On Sunday, the Susan G. Komen Foundation will hold its annual Mother’s Day Race for the Cure, one of the organization’s biggest fundraising events. But this year, race registrations around the country have dropped significantly, a situation most are attributing to Komen’s February decision to cut funding to Planned Parenthood (a move it later reneged on amidst public outrage).
Just how much are registrations down? It’s hard to say overall, but cities and states nationwide are reporting lower numbers this year. In Salt Lake City, registrations for this Sunday’s race are down 23% from last year. In Sacramento, they’re down 36%; in North Carolina they’re down 40%; in Richmond, they’re down 25%; and Minnesota has seen its lowest number of registrations in a decade. In Ohio’s capitol, registrations are down 10% for its May 19 race. Places that held races earlier this year have reported similar results: In Central Indiana, participation was down 28% for its April race; in Fort Worth, 23%. Tuscon’s March race saw 25% fewer registrations. In Baton Rouge that month, registrations fell 10% (though donations were up).
The Komen Foundation has been one of the leaders of the breast cancer awareness and support movement over the past several decades. It was Komen who launched the pink ribbon campaign, now in its 20th year. And the group’s “race for the cure” is such an event that Komen had the name copyrighted.

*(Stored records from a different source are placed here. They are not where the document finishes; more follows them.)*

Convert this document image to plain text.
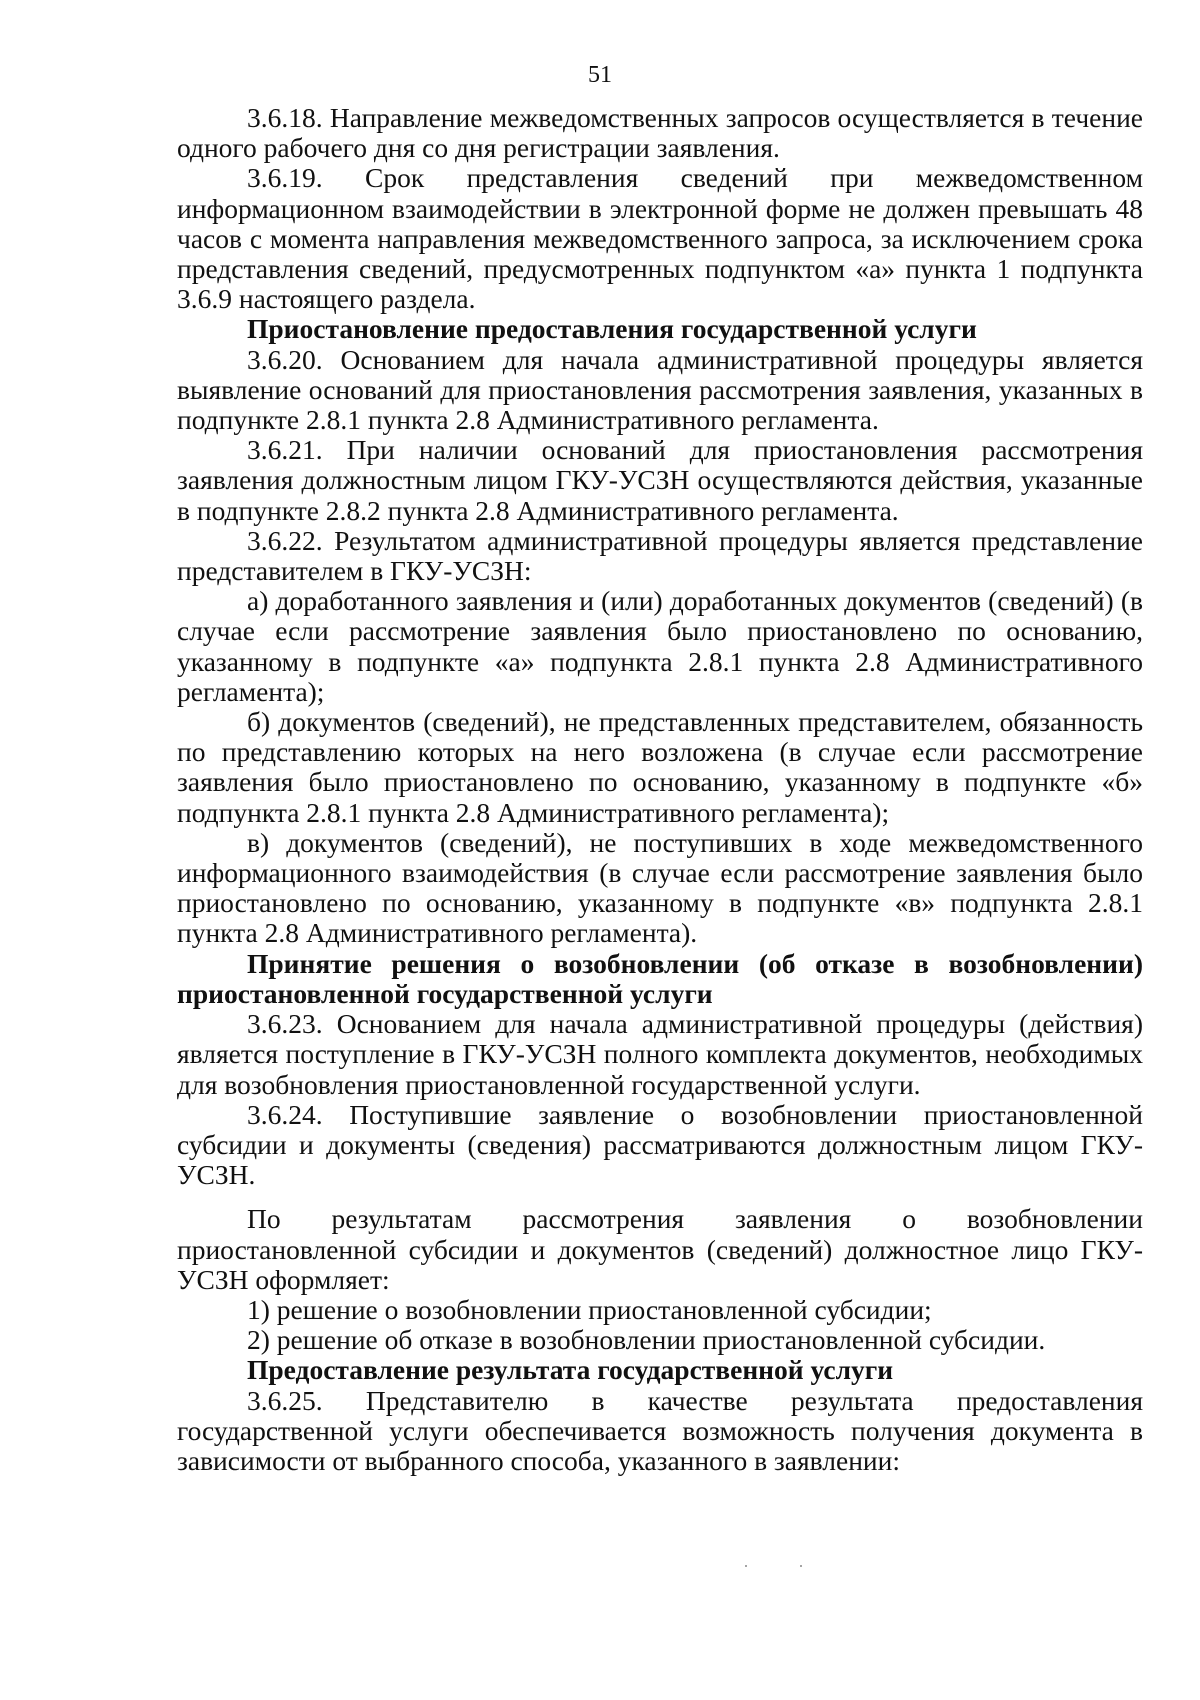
51

3.6.18. Направление межведомственных запросов осуществляется в течение одного рабочего дня со дня регистрации заявления.

3.6.19. Срок представления сведений при межведомственном информационном взаимодействии в электронной форме не должен превышать 48 часов с момента направления межведомственного запроса, за исключением срока представления сведений, предусмотренных подпунктом «а» пункта 1 подпункта 3.6.9 настоящего раздела.

Приостановление предоставления государственной услуги

3.6.20. Основанием для начала административной процедуры является выявление оснований для приостановления рассмотрения заявления, указанных в подпункте 2.8.1 пункта 2.8 Административного регламента.

3.6.21. При наличии оснований для приостановления рассмотрения заявления должностным лицом ГКУ-УСЗН осуществляются действия, указанные в подпункте 2.8.2 пункта 2.8 Административного регламента.

3.6.22. Результатом административной процедуры является представление представителем в ГКУ-УСЗН:

а) доработанного заявления и (или) доработанных документов (сведений) (в случае если рассмотрение заявления было приостановлено по основанию, указанному в подпункте «а» подпункта 2.8.1 пункта 2.8 Административного регламента);

б) документов (сведений), не представленных представителем, обязанность по представлению которых на него возложена (в случае если рассмотрение заявления было приостановлено по основанию, указанному в подпункте «б» подпункта 2.8.1 пункта 2.8 Административного регламента);

в) документов (сведений), не поступивших в ходе межведомственного информационного взаимодействия (в случае если рассмотрение заявления было приостановлено по основанию, указанному в подпункте «в» подпункта 2.8.1 пункта 2.8 Административного регламента).

Принятие решения о возобновлении (об отказе в возобновлении) приостановленной государственной услуги

3.6.23. Основанием для начала административной процедуры (действия) является поступление в ГКУ-УСЗН полного комплекта документов, необходимых для возобновления приостановленной государственной услуги.

3.6.24. Поступившие заявление о возобновлении приостановленной субсидии и документы (сведения) рассматриваются должностным лицом ГКУ-УСЗН.

По результатам рассмотрения заявления о возобновлении приостановленной субсидии и документов (сведений) должностное лицо ГКУ-УСЗН оформляет:

1) решение о возобновлении приостановленной субсидии;

2) решение об отказе в возобновлении приостановленной субсидии.

Предоставление результата государственной услуги

3.6.25. Представителю в качестве результата предоставления государственной услуги обеспечивается возможность получения документа в зависимости от выбранного способа, указанного в заявлении:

But the group is also controversial, and not just because of the recent Planned Parenthood kerfluffle. Komen’s lawsuits to stop other charities from using pink ribbons has earned it ample criticism. The “Think Before You Pink” campaign has blasted Komen for selling pink-ribbon products containing the very toxins thought to contribute to breast cancer.
“The Komen brand’s once impeccable ranking plummeted precipitously” since February, notes Karen Heller, a columnist in Philadelphia, where registrations for this Sunday’s race are down 22% from last year. But “the breast cancer world has long been politicized” because of the serious money involved, writes Heller.
“Lung cancer is the leading cause of cancer death among women, while heart disease is the leading killer overall. Yet there are an estimated 1,400 breast cancer charities, far more than for any other illness, the top 20 charities annually raising a cumulative $1.7 billion.”
And yet do these charities do with all that money? A large, large portion of it is spent on “awareness” and education campaigns. Komen especially has been criticized for focusing (and spending) too much on these sorts of things (last year, more than a third of its budget went to education), at the expense research and prevention efforts.
The type of education Komen supports also draw critics (including, um, me). Yes, teaching women about self-breast exams and mammograms is important, but so is teaching women about all the lifestyle factors—obesity, poor diet, toxins—that can lead to breast cancer, and that’s an area from which Komen shies away. As Gayle Sulk, author of Pink Ribbon Blues says:
“We’re not investing enough in causation and the environment, looking at how healthy women develop breast cancer.”
If you’re interested in supporting breast cancer research, you may want to check out the Dr. Susan Love Research Foundation’s “Army of Women” initiative. One goal of the Army of Women campaign is “to challenge the scientific community to expand its current focus to include breast cancer prevention research conducted on healthy women.” The foundation aims to recruit 1 million healthy women of varying ages and ethnicities, including breast cancer survivors, to directly participate in breast cancer research.